I used a palette knife to create the thin edge on the rim of the dark rock near the middle of the painting, although I could have easily used a brush and simply cut back into the highlight with darker value paint if my paint stroke wasn’t thin enough.

Notice the play of warm and cool colors next to one another with the cool dusty green of the yucca plants interspersed through the warmer reds and yellows.

I also used a lavender shadow color in the rocks farthest from the viewer in the upper right. I should have done the same thing to the shadows in the closest rocks and made them a step or two lighter as well – looking at the painting here in my studio those shadows seem a little too dark and dominant to allow the viewer to travel easily back to the mountains.

At this stage I decided to forget about the taller pinon pines in the reference image, feeling they would create a distractive border on the sides of the painting.

Step 7

The sky color was never intended to be left as thin washes – the thicker strokes were applied with lots of textured brush stroke movement and color gradation from darker blue at the top to lighter greenish blue near the mountains.

With Rosemary & Co Series 279 Extra Long Flat sizes 4 and 6 the finishing details topped off the sagebrush with thick rich orangish yellow middle values and bright Cad Lemon and white highlights.

Using a Rosemary Series 272 Round size 6 I broke up the mountains’ snowy peaks – I tried to keep the value and color shifts very subtle because the distance and size of the mountains meant the details would be mostly obscured.

Unfortunately, in my desire to maintain the Peaks’ iconic presence, I got carried away and lost the strength and naturalism of simplicity with too many details.

So, after floundering for a while trying to save all that work and paint I spent so much time manipulating, I took my palette knife and did what I should have done half an hour earlier – I scraped the right half of the mountains off and started over.

Step 8

Besides scaping off the snow, I also simplified the base of the mountains by taking a large bristle brush and layering a light lavender color over most of the previous work.

At about the time I thought I had finally achieved the feeling in the mountains I had hoped for, Kristie paid me a visit and told me “where the lavender and the snow meet they form a line that cuts the painting in half – you’re going to have to make the mountains bigger”.


Fortunately, I pondered it for a while and had a happy thought come to me – “I don’t need to completely rework the mountains, I can simply add more snow and lower that offending line”.

After reworking the bluffs with extra blue color to emphasize the distance, and layering some green tinted color over some of the foreground rocks to tone down their warmth, I put on my parka and plunged back into the snow again.

Step 9

You can see that I didn’t pull the snow all the way down in a uniform line across the bottom of the mountains – I varied the height of the snow quite a bit to break up any line that might distract the viewer or put undue attention on the middle-of-the-painting placement of the mountain range.

I also got rid of most of the shadow shape on the left of the foreground area and increased the size of the lake.
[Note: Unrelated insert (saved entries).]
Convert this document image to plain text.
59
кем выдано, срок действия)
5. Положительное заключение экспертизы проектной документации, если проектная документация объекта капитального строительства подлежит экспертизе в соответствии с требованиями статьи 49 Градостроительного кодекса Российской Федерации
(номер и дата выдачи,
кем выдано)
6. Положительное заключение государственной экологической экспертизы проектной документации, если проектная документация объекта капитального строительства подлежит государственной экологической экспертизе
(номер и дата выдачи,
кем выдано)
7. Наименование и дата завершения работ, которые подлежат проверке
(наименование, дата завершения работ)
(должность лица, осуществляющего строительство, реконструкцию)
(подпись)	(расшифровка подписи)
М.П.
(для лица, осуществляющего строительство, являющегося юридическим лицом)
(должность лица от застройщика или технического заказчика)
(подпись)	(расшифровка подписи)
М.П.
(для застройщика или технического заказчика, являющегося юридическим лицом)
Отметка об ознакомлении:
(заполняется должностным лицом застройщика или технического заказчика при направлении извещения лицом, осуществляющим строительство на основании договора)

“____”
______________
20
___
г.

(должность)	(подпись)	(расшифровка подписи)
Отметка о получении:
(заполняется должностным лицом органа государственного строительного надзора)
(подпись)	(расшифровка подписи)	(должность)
I did pay close attention to the shape of the lake to make sure I didn’t entirely mimic the shape of the mountain.

Thick horizontal brush strokes created the semblance of wind rippling across the surface of the lake.

The little touches of red in the distant shoreline were to help tie the fore and middle ground together and create a bridge for the viewer to cross the lake to the mountains beyond.

I probably got a bit carried away with some of the detail in the foreground rocks and plants, but it sure was fun creating them. The splashes of red from the Indian Paintbrush flowers are pure joy for me, especially placed next to a complimentary green color.

The Spanish Peaks 6×8 oil painting by Bill Inman

I’ll enjoy looking at the rocks in the foreground for a while and then probably simplify them a little more so the attention is directed strongly to the mountains. Maybe just a slight lightening of the dark front shadows.


What do you think is most important when you create smaller paintings of iconic subject like the Spanish Peaks?